One of the catch phases we’re hearing from social media mavens, blogging gurus and content marketing pros is, “We’re all publishers now.” And it’s true – channels abound via which messages might be delivered and stories told, from content syndication to blogging and multimedia storytelling. Demand for content online is high. And, at the same time, many traditional media organizations have had to slash newsroom staff – and coverage.
However, in order to step neatly into this void and fill information gaps successfully with their own messaging, brands need to keep a few imperatives in mind.
- Credibility is job one. Building credibility is crucial – without it, one can publish, but chances are good your content won’t be read, much less shared in networks. Credibility requires a brand to be scrupulously honest, transparent and human in its communications.
- Say what your audiences wants to hear – not what you want to say. As David Meerman Scott, author of the newly-released book Real Time Marketing & PR noted in his presentation to PR Newswire last week, “No one cares about your product, except you.” We have to take a page from the professional media playbooks here, and produce content that a will perform the equivalent of “selling papers” which means writing specifically with readers in mind.
- Multiple networks, multiple approaches to content. While one needn’t re-create the wheel when it’s time to publish, it’s important to avoid posting identical content to all networks. You can “atomize” content, breaking it into pieces, and seed networks: e.g. post photos to Flickr, videos to channels like YouTube, interesting abstracts to FaceBook, Tweet pithy quotes, and post the full content to your blog. But woodenly plastering the same content on all your various ‘walls’ isn’t a good idea.

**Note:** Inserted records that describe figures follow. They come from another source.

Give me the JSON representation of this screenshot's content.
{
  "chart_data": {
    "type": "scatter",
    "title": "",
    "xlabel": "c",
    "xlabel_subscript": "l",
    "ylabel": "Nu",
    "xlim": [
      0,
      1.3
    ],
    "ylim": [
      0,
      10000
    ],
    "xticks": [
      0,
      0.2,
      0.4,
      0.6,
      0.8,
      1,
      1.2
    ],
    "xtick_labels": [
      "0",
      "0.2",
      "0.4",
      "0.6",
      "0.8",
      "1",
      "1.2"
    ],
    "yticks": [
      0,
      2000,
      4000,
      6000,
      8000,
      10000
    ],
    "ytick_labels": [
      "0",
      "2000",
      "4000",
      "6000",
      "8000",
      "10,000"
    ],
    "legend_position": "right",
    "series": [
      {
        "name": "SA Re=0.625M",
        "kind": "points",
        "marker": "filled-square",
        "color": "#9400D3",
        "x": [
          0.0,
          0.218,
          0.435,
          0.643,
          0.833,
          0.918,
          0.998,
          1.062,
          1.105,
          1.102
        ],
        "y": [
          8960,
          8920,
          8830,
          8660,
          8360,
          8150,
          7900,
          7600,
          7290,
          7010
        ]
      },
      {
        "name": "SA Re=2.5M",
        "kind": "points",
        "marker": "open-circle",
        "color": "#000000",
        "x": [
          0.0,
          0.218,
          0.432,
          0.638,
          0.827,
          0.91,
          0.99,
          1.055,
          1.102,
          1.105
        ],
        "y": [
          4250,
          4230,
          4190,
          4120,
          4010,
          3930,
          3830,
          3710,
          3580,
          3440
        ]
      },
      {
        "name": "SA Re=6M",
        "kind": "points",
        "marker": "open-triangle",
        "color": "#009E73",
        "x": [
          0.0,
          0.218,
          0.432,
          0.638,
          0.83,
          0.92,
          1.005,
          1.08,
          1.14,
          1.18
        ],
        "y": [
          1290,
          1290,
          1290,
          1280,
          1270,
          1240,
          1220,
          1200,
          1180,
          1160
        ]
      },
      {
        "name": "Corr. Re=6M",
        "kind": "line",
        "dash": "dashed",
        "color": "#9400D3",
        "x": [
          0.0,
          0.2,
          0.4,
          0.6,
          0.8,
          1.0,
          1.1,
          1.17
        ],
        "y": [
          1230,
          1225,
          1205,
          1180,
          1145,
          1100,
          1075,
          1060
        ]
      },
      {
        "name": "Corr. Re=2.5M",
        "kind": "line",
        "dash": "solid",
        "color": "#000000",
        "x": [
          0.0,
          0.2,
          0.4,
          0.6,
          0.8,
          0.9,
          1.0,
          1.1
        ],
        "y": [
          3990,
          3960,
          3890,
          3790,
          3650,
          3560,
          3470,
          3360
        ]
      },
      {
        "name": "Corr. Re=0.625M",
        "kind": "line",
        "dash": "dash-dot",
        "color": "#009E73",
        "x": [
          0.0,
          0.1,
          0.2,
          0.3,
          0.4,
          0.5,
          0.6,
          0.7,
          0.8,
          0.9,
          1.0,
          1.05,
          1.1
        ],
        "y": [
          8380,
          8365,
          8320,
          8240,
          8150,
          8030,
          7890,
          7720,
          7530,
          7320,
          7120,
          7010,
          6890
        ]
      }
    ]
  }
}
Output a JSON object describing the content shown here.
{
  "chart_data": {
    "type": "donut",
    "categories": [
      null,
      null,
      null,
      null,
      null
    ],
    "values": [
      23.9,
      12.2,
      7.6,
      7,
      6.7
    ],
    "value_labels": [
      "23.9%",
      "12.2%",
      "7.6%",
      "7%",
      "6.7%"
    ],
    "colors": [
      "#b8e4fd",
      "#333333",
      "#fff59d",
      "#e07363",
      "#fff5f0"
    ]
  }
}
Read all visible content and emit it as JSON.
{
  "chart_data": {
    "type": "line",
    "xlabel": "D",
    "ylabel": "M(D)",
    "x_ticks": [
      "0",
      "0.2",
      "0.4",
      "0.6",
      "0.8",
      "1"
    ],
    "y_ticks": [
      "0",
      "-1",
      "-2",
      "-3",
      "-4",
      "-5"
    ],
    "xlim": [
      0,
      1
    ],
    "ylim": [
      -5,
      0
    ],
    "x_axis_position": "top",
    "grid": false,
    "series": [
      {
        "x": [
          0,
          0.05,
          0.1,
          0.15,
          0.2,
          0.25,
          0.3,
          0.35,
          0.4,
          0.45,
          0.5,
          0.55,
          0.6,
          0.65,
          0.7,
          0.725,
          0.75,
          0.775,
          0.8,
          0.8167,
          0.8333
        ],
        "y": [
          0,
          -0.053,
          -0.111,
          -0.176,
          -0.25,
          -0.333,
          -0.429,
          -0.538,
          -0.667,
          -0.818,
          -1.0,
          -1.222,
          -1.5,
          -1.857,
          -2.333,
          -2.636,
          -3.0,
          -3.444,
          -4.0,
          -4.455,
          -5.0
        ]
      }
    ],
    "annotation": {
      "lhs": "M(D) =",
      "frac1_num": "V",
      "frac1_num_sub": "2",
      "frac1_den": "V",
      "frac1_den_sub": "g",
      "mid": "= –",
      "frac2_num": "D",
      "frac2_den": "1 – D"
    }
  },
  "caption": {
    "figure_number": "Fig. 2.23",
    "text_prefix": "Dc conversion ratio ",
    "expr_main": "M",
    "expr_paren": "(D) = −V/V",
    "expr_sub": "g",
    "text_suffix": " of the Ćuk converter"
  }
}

Joe Pulizzi, founder of the Content Marketing Institute and Junta42 Marketing, joined David, Tom Stein and me on a panel at PR Newswire’s meeting last week, during which David suggested that brands need to thing beyond simply publishing, and think instead about running de facto news services. Joe ran with the news service concept in a blog post last Friday, in which he offers a cheat sheet for getting started, discussing the need to put systems into place – such as setting a content strategy, appointing a content officer, and getting exec buy-in – while also looking to employees as a source of content. Stoking the engines with fresh content is probably one of the most difficult obstacles to overcome, but turning employees into storytellers can help lighten that load. Brands need to learn to publish successfully – doing so already is an important source of visibility.